The generic drugmaker Mylan said it would acquire Swedish drugmaker Meda in a $7.2 billion cash-and-stock deal. It is Mylan’s third attempt to buy the company.
The move comes three months after Mylan gave up on its seven-month-long pursuit of smaller rival Perrigo. Mylan’s stock fell about 8 pct in extended trading, after it announced the 165 Swedish crowns per share offer. That works out to be nearly twice Meda’s last traded price, which had some analysts questioning the high premium.
“The deal may be earnings accretive, but Mylan is paying a huge premium in a deteriorating market,” Clinical Assistant Professor Erik Gordon, from the Ross School of Business at the University of Michigan, told Reuters.
Meda makes branded, over-the-counter and generic drugs. It already handles European sales of EpiPen, Mylan’s emergency shot for severe allergic reactions and its biggest selling branded product. Mylan said the offer, recommended by Meda’s board, valued the company at $9.9 billion, including debt.
Meda’s two largest shareholders, who own about 30 percent of the specialty pharmaceutical’s outstanding shares, have accepted the offer, Mylan added to Reuters.
In 2014, Meda spurned takeover offers from Mylan after its biggest shareholder rejected the deal.
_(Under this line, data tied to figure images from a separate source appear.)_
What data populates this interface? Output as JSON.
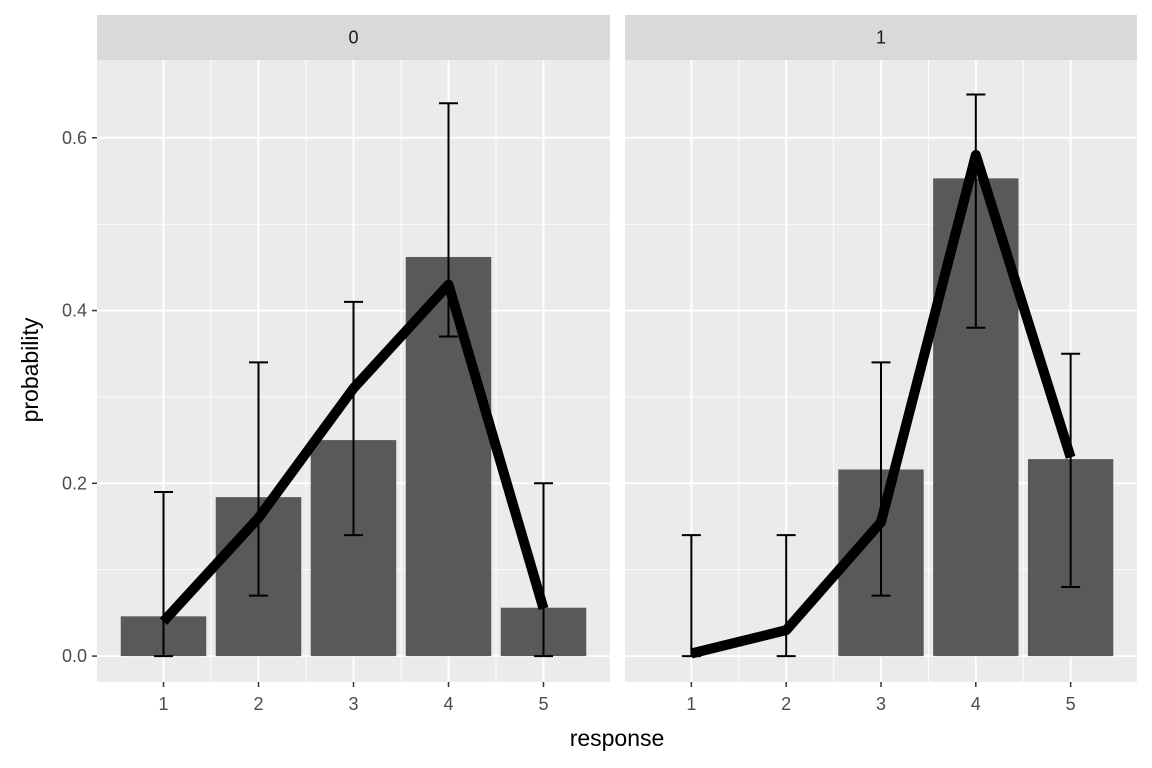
{
  "chart_data": {
    "type": "bar",
    "facets": [
      "0",
      "1"
    ],
    "categories": [
      "1",
      "2",
      "3",
      "4",
      "5"
    ],
    "xlabel": "response",
    "ylabel": "probability",
    "ylim": [
      -0.03,
      0.69
    ],
    "yticks": [
      0.0,
      0.2,
      0.4,
      0.6
    ],
    "ytick_labels": [
      "0.0",
      "0.2",
      "0.4",
      "0.6"
    ],
    "grid": true,
    "colors": {
      "panel_bg": "#ebebeb",
      "strip_bg": "#d9d9d9",
      "grid": "#ffffff",
      "bar": "#595959",
      "line": "#000000"
    },
    "panels": [
      {
        "facet": "0",
        "bars": [
          0.046,
          0.184,
          0.25,
          0.462,
          0.056
        ],
        "line": [
          0.04,
          0.16,
          0.31,
          0.43,
          0.055
        ],
        "error_low": [
          0.0,
          0.07,
          0.14,
          0.37,
          0.0
        ],
        "error_high": [
          0.19,
          0.34,
          0.41,
          0.64,
          0.2
        ]
      },
      {
        "facet": "1",
        "bars": [
          0.0,
          0.0,
          0.216,
          0.553,
          0.228
        ],
        "line": [
          0.003,
          0.03,
          0.155,
          0.58,
          0.23
        ],
        "error_low": [
          0.0,
          0.0,
          0.07,
          0.38,
          0.08
        ],
        "error_high": [
          0.14,
          0.14,
          0.34,
          0.65,
          0.35
        ]
      }
    ]
  }
}
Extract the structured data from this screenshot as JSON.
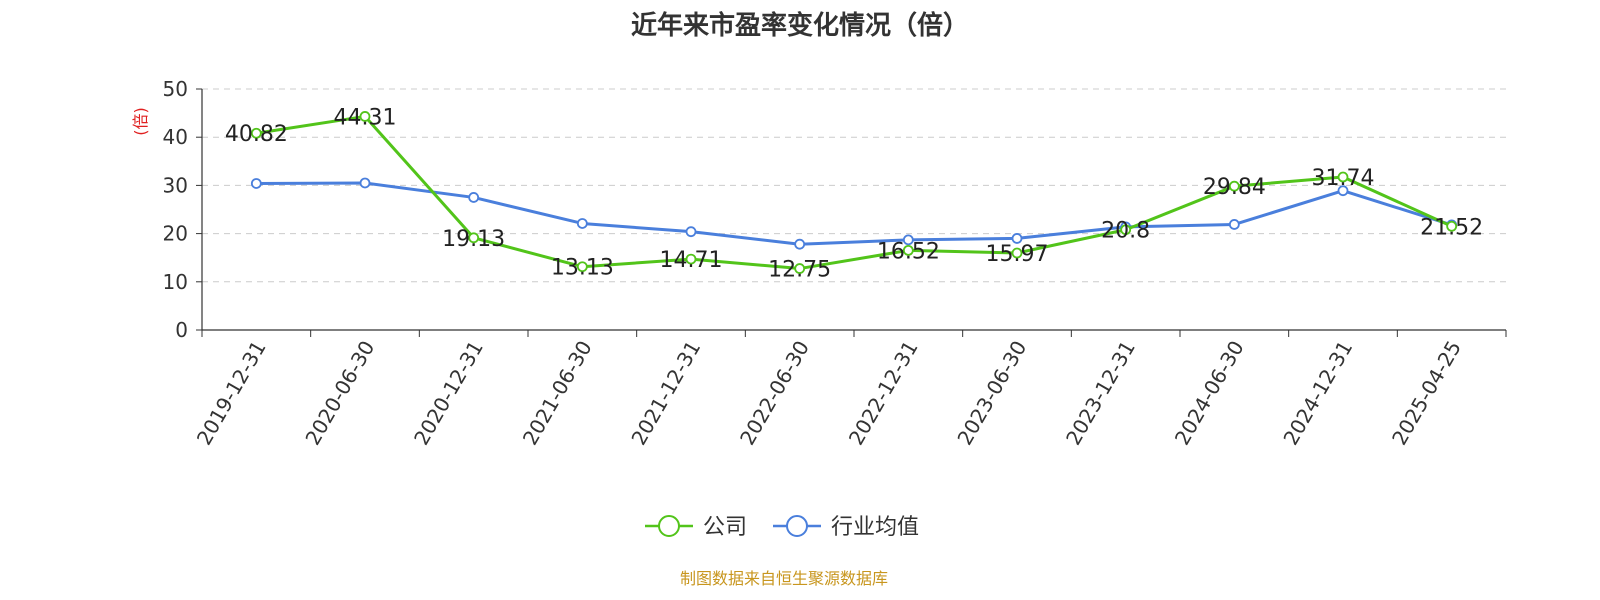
{
  "chart_data": {
    "type": "line",
    "title": "近年来市盈率变化情况（倍）",
    "ylabel": "(倍)",
    "ylim": [
      0,
      50
    ],
    "yticks": [
      0,
      10,
      20,
      30,
      40,
      50
    ],
    "grid": true,
    "categories": [
      "2019-12-31",
      "2020-06-30",
      "2020-12-31",
      "2021-06-30",
      "2021-12-31",
      "2022-06-30",
      "2022-12-31",
      "2023-06-30",
      "2023-12-31",
      "2024-06-30",
      "2024-12-31",
      "2025-04-25"
    ],
    "series": [
      {
        "name": "公司",
        "color": "#52c41a",
        "values": [
          40.82,
          44.31,
          19.13,
          13.13,
          14.71,
          12.75,
          16.52,
          15.97,
          20.8,
          29.84,
          31.74,
          21.52
        ],
        "labels": [
          "40.82",
          "44.31",
          "19.13",
          "13.13",
          "14.71",
          "12.75",
          "16.52",
          "15.97",
          "20.8",
          "29.84",
          "31.74",
          "21.52"
        ]
      },
      {
        "name": "行业均值",
        "color": "#4a7fdc",
        "values": [
          30.4,
          30.5,
          27.5,
          22.1,
          20.4,
          17.8,
          18.7,
          19.0,
          21.4,
          21.9,
          28.9,
          21.8
        ]
      }
    ],
    "legend_position": "bottom",
    "source": "制图数据来自恒生聚源数据库",
    "ylabel_color": "#e02020",
    "source_color": "#c8961e"
  }
}
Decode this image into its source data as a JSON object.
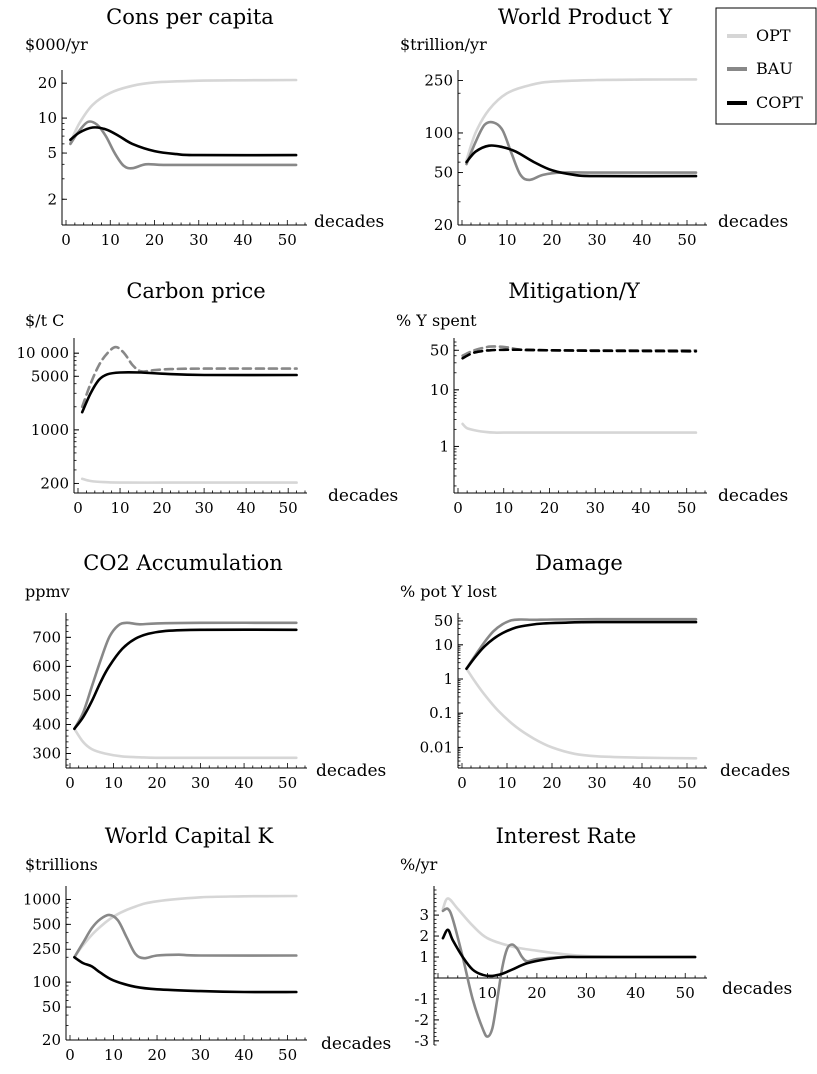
{
  "legend": {
    "entries": [
      {
        "name": "OPT",
        "color": "#d6d6d6"
      },
      {
        "name": "BAU",
        "color": "#888888"
      },
      {
        "name": "COPT",
        "color": "#000000"
      }
    ]
  },
  "chart_data": [
    {
      "type": "line",
      "title": "Cons per capita",
      "ylabel": "$000/yr",
      "xlabel": "decades",
      "scale": "log",
      "xlim": [
        0,
        54
      ],
      "ylim": [
        1.2,
        24
      ],
      "xticks": [
        0,
        10,
        20,
        30,
        40,
        50
      ],
      "yticks": [
        2,
        5,
        10,
        20
      ],
      "ytick_labels": [
        "2",
        "5",
        "10",
        "20"
      ],
      "series": [
        {
          "name": "OPT",
          "x": [
            1,
            3,
            6,
            10,
            15,
            20,
            30,
            40,
            52
          ],
          "y": [
            6.2,
            9,
            13,
            16.5,
            19,
            20.3,
            21,
            21.2,
            21.3
          ]
        },
        {
          "name": "BAU",
          "x": [
            1,
            3,
            5,
            7,
            9,
            11,
            13,
            15,
            18,
            22,
            30,
            52
          ],
          "y": [
            6,
            7.8,
            9.3,
            8.8,
            7,
            5,
            3.9,
            3.7,
            4,
            3.95,
            3.95,
            3.95
          ]
        },
        {
          "name": "COPT",
          "x": [
            1,
            3,
            6,
            9,
            12,
            15,
            20,
            25,
            30,
            52
          ],
          "y": [
            6.5,
            7.5,
            8.3,
            8,
            7,
            6,
            5.2,
            4.9,
            4.8,
            4.8
          ]
        }
      ]
    },
    {
      "type": "line",
      "title": "World Product Y",
      "ylabel": "$trillion/yr",
      "xlabel": "decades",
      "scale": "log",
      "xlim": [
        0,
        54
      ],
      "ylim": [
        20,
        280
      ],
      "xticks": [
        0,
        10,
        20,
        30,
        40,
        50
      ],
      "yticks": [
        20,
        50,
        100,
        250
      ],
      "ytick_labels": [
        "20",
        "50",
        "100",
        "250"
      ],
      "series": [
        {
          "name": "OPT",
          "x": [
            1,
            3,
            6,
            10,
            15,
            20,
            30,
            40,
            52
          ],
          "y": [
            62,
            100,
            150,
            200,
            230,
            245,
            252,
            254,
            255
          ]
        },
        {
          "name": "BAU",
          "x": [
            1,
            3,
            5,
            7,
            9,
            11,
            13,
            15,
            18,
            22,
            30,
            52
          ],
          "y": [
            58,
            85,
            115,
            120,
            105,
            70,
            48,
            44,
            48,
            50,
            50,
            50
          ]
        },
        {
          "name": "COPT",
          "x": [
            1,
            3,
            6,
            9,
            12,
            16,
            20,
            25,
            30,
            52
          ],
          "y": [
            60,
            72,
            80,
            78,
            72,
            60,
            52,
            48,
            47,
            47
          ]
        }
      ]
    },
    {
      "type": "line",
      "title": "Carbon price",
      "ylabel": "$/t C",
      "xlabel": "decades",
      "scale": "log",
      "xlim": [
        0,
        54
      ],
      "ylim": [
        150,
        14000
      ],
      "xticks": [
        0,
        10,
        20,
        30,
        40,
        50
      ],
      "yticks": [
        200,
        1000,
        5000,
        10000
      ],
      "ytick_labels": [
        "200",
        "1000",
        "5000",
        "10 000"
      ],
      "series": [
        {
          "name": "OPT",
          "x": [
            1,
            3,
            6,
            10,
            20,
            30,
            52
          ],
          "y": [
            230,
            215,
            208,
            205,
            205,
            205,
            205
          ]
        },
        {
          "name": "BAU",
          "dashed": true,
          "x": [
            1,
            3,
            5,
            7,
            9,
            11,
            13,
            15,
            18,
            22,
            30,
            52
          ],
          "y": [
            2000,
            4000,
            7000,
            10000,
            12000,
            10000,
            7000,
            5800,
            6000,
            6200,
            6300,
            6300
          ]
        },
        {
          "name": "COPT",
          "x": [
            1,
            3,
            5,
            7,
            10,
            15,
            20,
            30,
            52
          ],
          "y": [
            1700,
            3000,
            4500,
            5300,
            5600,
            5600,
            5400,
            5200,
            5200
          ]
        }
      ]
    },
    {
      "type": "line",
      "title": "Mitigation/Y",
      "ylabel": "% Y spent",
      "xlabel": "decades",
      "scale": "log",
      "xlim": [
        0,
        54
      ],
      "ylim": [
        0.15,
        70
      ],
      "xticks": [
        0,
        10,
        20,
        30,
        40,
        50
      ],
      "yticks": [
        1,
        10,
        50
      ],
      "ytick_labels": [
        "1",
        "10",
        "50"
      ],
      "series": [
        {
          "name": "OPT",
          "x": [
            1,
            2,
            4,
            6,
            8,
            10,
            20,
            30,
            52
          ],
          "y": [
            2.5,
            2.1,
            1.9,
            1.8,
            1.75,
            1.75,
            1.75,
            1.75,
            1.75
          ]
        },
        {
          "name": "BAU",
          "dashed": true,
          "x": [
            1,
            3,
            5,
            7,
            9,
            11,
            13,
            15,
            20,
            30,
            52
          ],
          "y": [
            40,
            48,
            54,
            58,
            58,
            56,
            52,
            50,
            50,
            50,
            50
          ]
        },
        {
          "name": "COPT",
          "dashed": true,
          "x": [
            1,
            3,
            5,
            7,
            10,
            15,
            20,
            30,
            52
          ],
          "y": [
            36,
            44,
            48,
            50,
            51,
            51,
            50,
            49,
            48
          ]
        }
      ]
    },
    {
      "type": "line",
      "title": "CO2 Accumulation",
      "ylabel": "ppmv",
      "xlabel": "decades",
      "scale": "linear",
      "xlim": [
        0,
        54
      ],
      "ylim": [
        250,
        770
      ],
      "xticks": [
        0,
        10,
        20,
        30,
        40,
        50
      ],
      "yticks": [
        300,
        400,
        500,
        600,
        700
      ],
      "ytick_labels": [
        "300",
        "400",
        "500",
        "600",
        "700"
      ],
      "series": [
        {
          "name": "OPT",
          "x": [
            1,
            3,
            5,
            8,
            12,
            16,
            20,
            30,
            52
          ],
          "y": [
            385,
            340,
            315,
            300,
            290,
            287,
            285,
            285,
            285
          ]
        },
        {
          "name": "BAU",
          "x": [
            1,
            3,
            5,
            7,
            9,
            11,
            13,
            16,
            20,
            30,
            52
          ],
          "y": [
            385,
            440,
            530,
            620,
            700,
            740,
            750,
            745,
            748,
            750,
            750
          ]
        },
        {
          "name": "COPT",
          "x": [
            1,
            3,
            5,
            7,
            9,
            12,
            15,
            18,
            22,
            30,
            52
          ],
          "y": [
            385,
            425,
            480,
            545,
            600,
            660,
            695,
            712,
            722,
            726,
            726
          ]
        }
      ]
    },
    {
      "type": "line",
      "title": "Damage",
      "ylabel": "% pot Y lost",
      "xlabel": "decades",
      "scale": "log",
      "xlim": [
        0,
        54
      ],
      "ylim": [
        0.0025,
        65
      ],
      "xticks": [
        0,
        10,
        20,
        30,
        40,
        50
      ],
      "yticks": [
        0.01,
        0.1,
        1,
        10,
        50
      ],
      "ytick_labels": [
        "0.01",
        "0.1",
        "1",
        "10",
        "50"
      ],
      "series": [
        {
          "name": "OPT",
          "x": [
            1,
            3,
            5,
            8,
            12,
            16,
            20,
            25,
            30,
            40,
            52
          ],
          "y": [
            2,
            0.8,
            0.35,
            0.12,
            0.04,
            0.018,
            0.01,
            0.0065,
            0.0055,
            0.005,
            0.0048
          ]
        },
        {
          "name": "BAU",
          "x": [
            1,
            3,
            5,
            7,
            9,
            11,
            13,
            16,
            20,
            30,
            52
          ],
          "y": [
            2,
            5,
            12,
            25,
            40,
            52,
            55,
            54,
            55,
            56,
            56
          ]
        },
        {
          "name": "COPT",
          "x": [
            1,
            3,
            5,
            7,
            9,
            12,
            15,
            18,
            22,
            30,
            52
          ],
          "y": [
            2,
            4.5,
            9,
            15,
            22,
            32,
            38,
            42,
            44,
            46,
            46
          ]
        }
      ]
    },
    {
      "type": "line",
      "title": "World Capital K",
      "ylabel": "$trillions",
      "xlabel": "decades",
      "scale": "log",
      "xlim": [
        0,
        54
      ],
      "ylim": [
        20,
        1300
      ],
      "xticks": [
        0,
        10,
        20,
        30,
        40,
        50
      ],
      "yticks": [
        20,
        50,
        100,
        250,
        500,
        1000
      ],
      "ytick_labels": [
        "20",
        "50",
        "100",
        "250",
        "500",
        "1000"
      ],
      "series": [
        {
          "name": "OPT",
          "x": [
            1,
            3,
            6,
            10,
            15,
            20,
            30,
            40,
            52
          ],
          "y": [
            200,
            280,
            420,
            620,
            820,
            950,
            1060,
            1090,
            1100
          ]
        },
        {
          "name": "BAU",
          "x": [
            1,
            3,
            5,
            7,
            9,
            11,
            13,
            15,
            17,
            20,
            25,
            30,
            52
          ],
          "y": [
            200,
            300,
            450,
            580,
            650,
            560,
            350,
            220,
            195,
            210,
            215,
            210,
            210
          ]
        },
        {
          "name": "COPT",
          "x": [
            1,
            3,
            5,
            7,
            10,
            15,
            20,
            30,
            40,
            52
          ],
          "y": [
            200,
            170,
            155,
            130,
            105,
            88,
            82,
            78,
            76,
            76
          ]
        }
      ]
    },
    {
      "type": "line",
      "title": "Interest Rate",
      "ylabel": "%/yr",
      "xlabel": "decades",
      "scale": "linear",
      "xlim": [
        0,
        54
      ],
      "ylim": [
        -3.2,
        4.2
      ],
      "xticks": [
        10,
        20,
        30,
        40,
        50
      ],
      "yticks": [
        -3,
        -2,
        -1,
        1,
        2,
        3
      ],
      "ytick_labels": [
        "-3",
        "-2",
        "-1",
        "1",
        "2",
        "3"
      ],
      "series": [
        {
          "name": "OPT",
          "x": [
            1,
            2,
            4,
            7,
            10,
            15,
            20,
            25,
            30,
            40,
            52
          ],
          "y": [
            3.3,
            3.8,
            3.3,
            2.5,
            1.9,
            1.5,
            1.3,
            1.15,
            1.05,
            1,
            1
          ]
        },
        {
          "name": "BAU",
          "x": [
            1,
            2,
            3,
            5,
            7,
            9,
            10,
            11,
            12,
            13,
            14,
            15,
            16,
            17,
            18,
            20,
            25,
            30,
            52
          ],
          "y": [
            3.2,
            3.3,
            2.8,
            1,
            -1,
            -2.4,
            -2.8,
            -2.4,
            -1,
            0.5,
            1.4,
            1.6,
            1.4,
            1,
            0.8,
            0.9,
            1,
            1,
            1
          ]
        },
        {
          "name": "COPT",
          "x": [
            1,
            2,
            3,
            5,
            7,
            9,
            11,
            13,
            15,
            18,
            22,
            26,
            30,
            52
          ],
          "y": [
            1.9,
            2.3,
            1.8,
            1,
            0.4,
            0.15,
            0.1,
            0.2,
            0.4,
            0.7,
            0.9,
            1,
            1,
            1
          ]
        }
      ]
    }
  ]
}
Stena Sessan Rederi AB, controlled by the Olsson business family, is the biggest shareholder in Meda, with a 20.7 percent stake.
“Both companies have changed considerably since then,” Meda’s board chairman Martin Svalstedt told Reuters, highlighting recent acquisitions made by both drugmakers.
Last year, Mylan completed its purchase of Abbott Inc’s specialty and generics business in developed markets outside the United States, which helped it shift its tax address to the Netherlands.
Meda in July 2014 unveiled its biggest deal ever – the $3.1 purchase of Rottapharm – weeks after the Italian firm scrapped flotation plans.
Mylan said it would finance the cash portion of the offer via a bridge credit facility arranged by Deutsche Bank and Goldman Sachs.
The transaction, due to be completed by the third quarter, should immediately add to Mylan’s earnings, the company said.
Mylan shares traded at $46.60 in after-market trading. They closed at $50.54 Wednesday on the Nasdaq, while Meda’s shares closed at 86.05 crowns.